Token generation on large language models is memory-bandwidth-bound. The GPU loads model weights from VRAM for every single token it generates, one at a time. That is the fundamental bottleneck. Speculative decoding exploits a key insight: verifying whether multiple candidate tokens are correct costs roughly the same as generating one token from scratch. A small draft model proposes N tokens cheaply; the target model checks all N in a single forward pass. When the draft matches, you get N tokens for the price of one verification step.
This guide covers the theory, the EAGLE-3 and P-EAGLE variants that push acceptance rates significantly higher, GPU requirements for H100 setups, and working configuration for both vLLM and SGLang. For a framework comparison covering throughput and latency numbers across all three major engines, see vLLM vs TensorRT-LLM vs SGLang benchmarks. For the full vLLM production setup guide, see the vLLM production deployment guide. If you're setting up a fresh GPU instance, Spheron's LLM quick-guides walk through first deployment.
TL;DR
| Mode | Tokens/sec | TTFT p50 | Cost per 1M output tokens | Best for |
|---|---|---|---|---|
| Standard decoding | ~1,200 | ~45 ms | ~$0.46 | High concurrency (32+ req), batch jobs |
| Draft model (Llama 3.2 1B) | ~2,600 | ~20 ms | ~$0.21 | Low-concurrency chat, interactive APIs |
| EAGLE-3 | ~3,600 | ~15 ms | ~$0.15 | Instruction-following, coding, agents |
Numbers based on Llama 3.3 70B Instruct at FP8, H100 PCIe at $2.01/hr, batch size 1-4. Cost formula: ($/hr / 3600) / (tokens/sec / 1_000_000).
How Speculative Decoding Works
Standard autoregressive decoding generates one token per forward pass. Each pass loads all 70 billion weights from VRAM into compute units. The GPU spends most of its time on memory loads, not computation.
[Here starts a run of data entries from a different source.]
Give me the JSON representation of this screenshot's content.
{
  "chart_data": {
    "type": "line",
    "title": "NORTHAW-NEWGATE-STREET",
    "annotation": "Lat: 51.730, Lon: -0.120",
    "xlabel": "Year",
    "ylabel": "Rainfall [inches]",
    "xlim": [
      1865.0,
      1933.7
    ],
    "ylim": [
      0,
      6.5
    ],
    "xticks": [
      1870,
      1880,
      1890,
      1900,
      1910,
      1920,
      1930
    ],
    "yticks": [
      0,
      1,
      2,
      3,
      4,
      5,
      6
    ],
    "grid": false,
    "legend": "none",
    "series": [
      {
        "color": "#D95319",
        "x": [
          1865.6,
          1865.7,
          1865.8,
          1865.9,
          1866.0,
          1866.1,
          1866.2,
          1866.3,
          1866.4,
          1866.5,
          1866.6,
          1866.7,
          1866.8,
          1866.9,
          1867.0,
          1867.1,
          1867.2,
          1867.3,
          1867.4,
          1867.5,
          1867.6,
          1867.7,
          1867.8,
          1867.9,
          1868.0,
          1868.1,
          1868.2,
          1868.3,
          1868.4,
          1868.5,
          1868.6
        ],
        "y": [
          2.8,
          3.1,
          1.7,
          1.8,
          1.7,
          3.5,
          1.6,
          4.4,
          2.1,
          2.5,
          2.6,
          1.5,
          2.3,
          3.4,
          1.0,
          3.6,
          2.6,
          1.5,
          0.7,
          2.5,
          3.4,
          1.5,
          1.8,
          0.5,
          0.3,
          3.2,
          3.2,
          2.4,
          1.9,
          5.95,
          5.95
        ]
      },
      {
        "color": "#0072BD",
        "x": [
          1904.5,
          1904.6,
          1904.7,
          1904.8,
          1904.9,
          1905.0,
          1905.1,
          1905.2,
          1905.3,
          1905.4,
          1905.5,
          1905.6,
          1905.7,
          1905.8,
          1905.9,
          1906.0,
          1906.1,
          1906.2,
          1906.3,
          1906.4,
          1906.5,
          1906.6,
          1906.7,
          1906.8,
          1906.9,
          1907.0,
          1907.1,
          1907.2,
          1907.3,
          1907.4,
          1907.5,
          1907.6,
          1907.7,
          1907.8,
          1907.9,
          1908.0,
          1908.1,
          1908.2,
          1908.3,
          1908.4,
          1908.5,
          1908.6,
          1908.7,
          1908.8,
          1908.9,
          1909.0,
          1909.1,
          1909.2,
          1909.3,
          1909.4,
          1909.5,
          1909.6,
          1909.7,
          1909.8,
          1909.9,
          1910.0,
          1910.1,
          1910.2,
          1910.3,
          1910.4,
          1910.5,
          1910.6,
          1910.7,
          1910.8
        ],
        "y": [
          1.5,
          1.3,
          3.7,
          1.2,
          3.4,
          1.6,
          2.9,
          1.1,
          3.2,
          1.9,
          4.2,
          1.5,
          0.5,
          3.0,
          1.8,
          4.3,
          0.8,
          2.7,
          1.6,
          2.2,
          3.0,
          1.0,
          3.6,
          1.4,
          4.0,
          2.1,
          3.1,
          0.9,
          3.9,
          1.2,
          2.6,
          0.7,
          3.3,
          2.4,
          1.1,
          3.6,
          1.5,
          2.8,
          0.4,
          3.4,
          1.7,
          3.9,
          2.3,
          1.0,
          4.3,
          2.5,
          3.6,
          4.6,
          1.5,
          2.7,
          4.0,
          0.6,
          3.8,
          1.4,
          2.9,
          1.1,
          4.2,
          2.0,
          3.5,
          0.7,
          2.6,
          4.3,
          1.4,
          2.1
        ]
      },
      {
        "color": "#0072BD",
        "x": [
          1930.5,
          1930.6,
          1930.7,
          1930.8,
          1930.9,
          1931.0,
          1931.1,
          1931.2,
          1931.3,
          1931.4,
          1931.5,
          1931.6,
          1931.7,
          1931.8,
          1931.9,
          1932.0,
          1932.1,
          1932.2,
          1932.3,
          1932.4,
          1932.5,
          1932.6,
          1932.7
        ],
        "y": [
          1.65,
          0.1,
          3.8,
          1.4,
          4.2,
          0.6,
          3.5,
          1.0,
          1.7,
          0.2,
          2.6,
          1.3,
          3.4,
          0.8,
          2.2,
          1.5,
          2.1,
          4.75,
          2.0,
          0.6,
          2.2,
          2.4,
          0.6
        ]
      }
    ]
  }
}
Throughput is determined by how fast you can transfer data across the memory bus.
Speculative decoding breaks this one-token-per-pass constraint.
A small draft model generates N candidate tokens quickly (say, 5 tokens). Then the large target model takes those 5 candidate tokens and verifies all of them in a single forward pass. If a candidate matches what the target model would have generated, it is accepted. At the first mismatch, everything from that point forward is discarded, and the target model generates the correct continuation.
The expected throughput gain depends on the acceptance rate alpha. If alpha is 0.8 (the draft model is right 80% of the time), expected accepted tokens per step is (1 - alpha^(N+1)) / (1 - alpha). At alpha = 0.8 with N = 5, you accept about 3.7 tokens per target model forward pass instead of 1. That is a 3.7x speedup before accounting for the draft model's own inference cost.
Here is the draft-verify loop in concrete terms:
Draft model: [tok1] [tok2] [tok3] [tok4] [tok5] <-- fast generation
Target model: ✓ ✓ ✓ ✗ <-- verified in 1 forward pass
Result: tok1, tok2, tok3 accepted; regenerate from tok4The output is mathematically identical to standard autoregressive decoding. The target model's distribution is preserved exactly; any rejected token is replaced by the target model's actual output at that position. No quality tradeoff.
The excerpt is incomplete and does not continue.